Institute of Bioscience and Biotechnology, National Taiwan Ocean University, Keelung 20224, Taiwan.
Anal Biochem. 2010 Dec 15;407(2):226-32. doi: 10.1016/j.ab.2010.07.036. Epub 2010 Aug 6.
Spermidine/spermine N(1)-acetyltransferase 1 (SSAT1) is a key enzyme that catalyzes the catabolism of polyamines. SSAT1 is a very important enzyme because it not only maintains the homeostasis of polyamines but also is involved in many physiological and pathological events. As such, a rapid assay of SSAT1 activity is valuable in drug screening and clinical diagnostics. Here, we report a novel colorimetric assay for monitoring SSAT1 activity in zebrafish (zSSAT1). In comparison with the available SSAT1 assays, this new method is cost-effective and simple. The optimal zSSAT1 activity was obtained below 55°C in a mild alkaline environment. The K(m) values of zSSAT1 for spermidine and spermine are 55 and 182 μM, respectively, whereas putrescine is not a good substrate for zSSAT1. In addition to enzyme kinetic studies, the colorimetric assay was also used to detect the cellular activity of SSAT1. Thus, the current method is a reliable assay for determining SSAT1 activity with many potential applications in medical biology.

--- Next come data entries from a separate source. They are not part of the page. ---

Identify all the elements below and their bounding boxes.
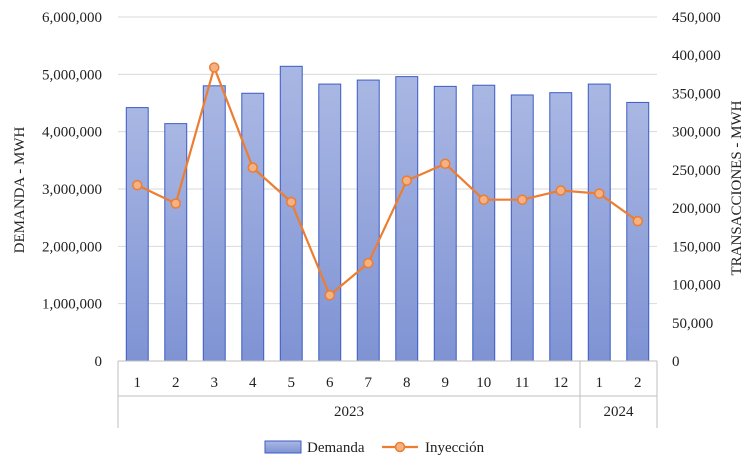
injection-line <box>136 66 639 297</box>
injection-point <box>555 185 566 196</box>
y-tick-label: 1,000,000 <box>42 297 102 313</box>
x-tick-label: 9 <box>442 375 450 391</box>
injection-point <box>478 194 489 205</box>
legend-injection-marker <box>394 441 406 453</box>
y-tick-label: 6,000,000 <box>42 10 102 26</box>
demand-bars <box>125 65 650 362</box>
bar <box>510 94 534 362</box>
y2-tick-label: 250,000 <box>672 163 721 179</box>
y2-tick-label: 450,000 <box>672 10 721 26</box>
bar <box>395 76 419 362</box>
y2-tick-label: 50,000 <box>672 316 713 332</box>
injection-point <box>324 290 335 301</box>
injection-point <box>132 179 143 191</box>
bar <box>472 84 496 362</box>
y-tick-label: 4,000,000 <box>42 125 102 141</box>
bar <box>241 92 265 362</box>
injection-point <box>286 196 297 208</box>
bar <box>279 65 303 362</box>
x-tick-label: 12 <box>553 375 568 391</box>
injection-point <box>440 158 451 170</box>
x-group-label: 2023 <box>334 404 364 420</box>
x-tick-label: 6 <box>326 375 334 391</box>
injection-point <box>170 198 181 209</box>
injection-point <box>594 188 605 199</box>
bar <box>356 79 380 362</box>
x-tick-label: 2 <box>634 375 642 391</box>
legend-demand-swatch <box>264 440 302 454</box>
bar <box>318 83 342 362</box>
injection-point <box>209 62 220 73</box>
gridlines <box>118 16 657 305</box>
y2-tick-label: 350,000 <box>672 86 721 102</box>
y2-tick-label: 0 <box>672 354 680 370</box>
x-tick-label: 8 <box>403 375 411 391</box>
bar <box>626 101 650 362</box>
y-tick-label: 5,000,000 <box>42 67 102 83</box>
y-tick-label: 3,000,000 <box>42 182 102 198</box>
y2-tick-label: 150,000 <box>672 239 721 255</box>
y-axis-right: 0 50,000 100,000 150,000 200,000 250,000 300,0… <box>672 10 721 370</box>
y2-tick-label: 400,000 <box>672 48 721 64</box>
x-group-label: 2024 <box>604 404 635 420</box>
x-tick-label: 5 <box>288 375 296 391</box>
x-tick-label: 1 <box>596 375 604 391</box>
y2-tick-label: 100,000 <box>672 278 721 294</box>
y-tick-label: 2,000,000 <box>42 239 102 255</box>
injection-point <box>363 257 374 269</box>
y2-tick-label: 200,000 <box>672 201 721 217</box>
bar <box>549 92 573 362</box>
legend: Demanda Inyección <box>264 440 485 456</box>
injection-point <box>517 194 528 205</box>
y-axis-title: DEMANDA - MWH <box>12 127 28 254</box>
legend-injection-label: Inyección <box>425 440 485 456</box>
injection-point <box>401 175 412 186</box>
bar <box>433 85 457 362</box>
x-tick-label: 3 <box>211 375 219 391</box>
bar <box>164 123 188 362</box>
x-tick-label: 7 <box>365 375 373 391</box>
x-tick-label: 1 <box>134 375 142 391</box>
x-tick-label: 2 <box>172 375 180 391</box>
x-tick-label: 11 <box>515 375 529 391</box>
bar <box>587 83 611 362</box>
legend-demand-label: Demanda <box>307 440 365 456</box>
injection-line-series <box>132 62 643 301</box>
y-axis-left: 0 1,000,000 2,000,000 3,000,000 4,000,000 5,0… <box>42 10 102 370</box>
y-tick-label: 0 <box>95 354 103 370</box>
bar <box>125 107 149 362</box>
x-tick-label: 4 <box>249 375 257 391</box>
y2-tick-label: 300,000 <box>672 125 721 141</box>
y2-axis-title: TRANSACCIONES - MWH <box>729 100 745 275</box>
injection-point <box>247 162 258 173</box>
injection-point <box>632 215 643 227</box>
bar <box>202 85 226 362</box>
x-tick-label: 10 <box>476 375 491 391</box>
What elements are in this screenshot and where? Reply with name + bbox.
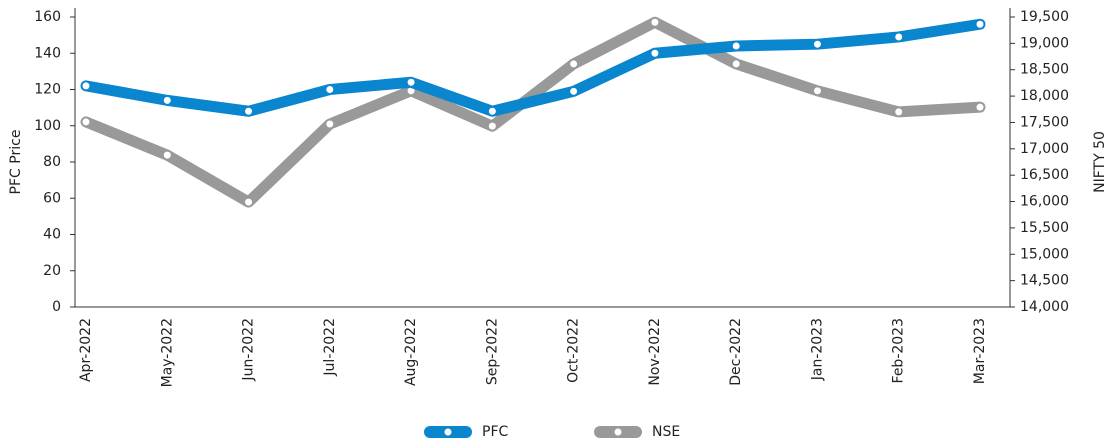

精脒/精胺 N(1)-乙酰基转移酶 1(SSAT1)是一种关键的酶,可催化多胺的分解代谢。SSAT1 是一种非常重要的酶,因为它不仅维持多胺的内稳态,而且还参与许多生理和病理事件。因此,快速测定 SSAT1 活性在药物筛选和临床诊断中具有重要价值。在这里,我们报道了一种用于监测斑马鱼(zSSAT1)中 SSAT1 活性的新型比色测定法。与现有的 SSAT1 测定法相比,这种新方法具有成本效益和简单的特点。在温和的碱性环境中,最佳的 zSSAT1 活性在 55°C 以下获得。zSSAT1 对亚精胺和精胺的 K(m) 值分别为 55 和 182μM,而腐胺不是 zSSAT1 的良好底物。除了酶动力学研究外,比色测定法还用于检测 SSAT1 的细胞活性。因此,目前的方法是一种可靠的测定 SSAT1 活性的方法,在医学生物学中有许多潜在的应用。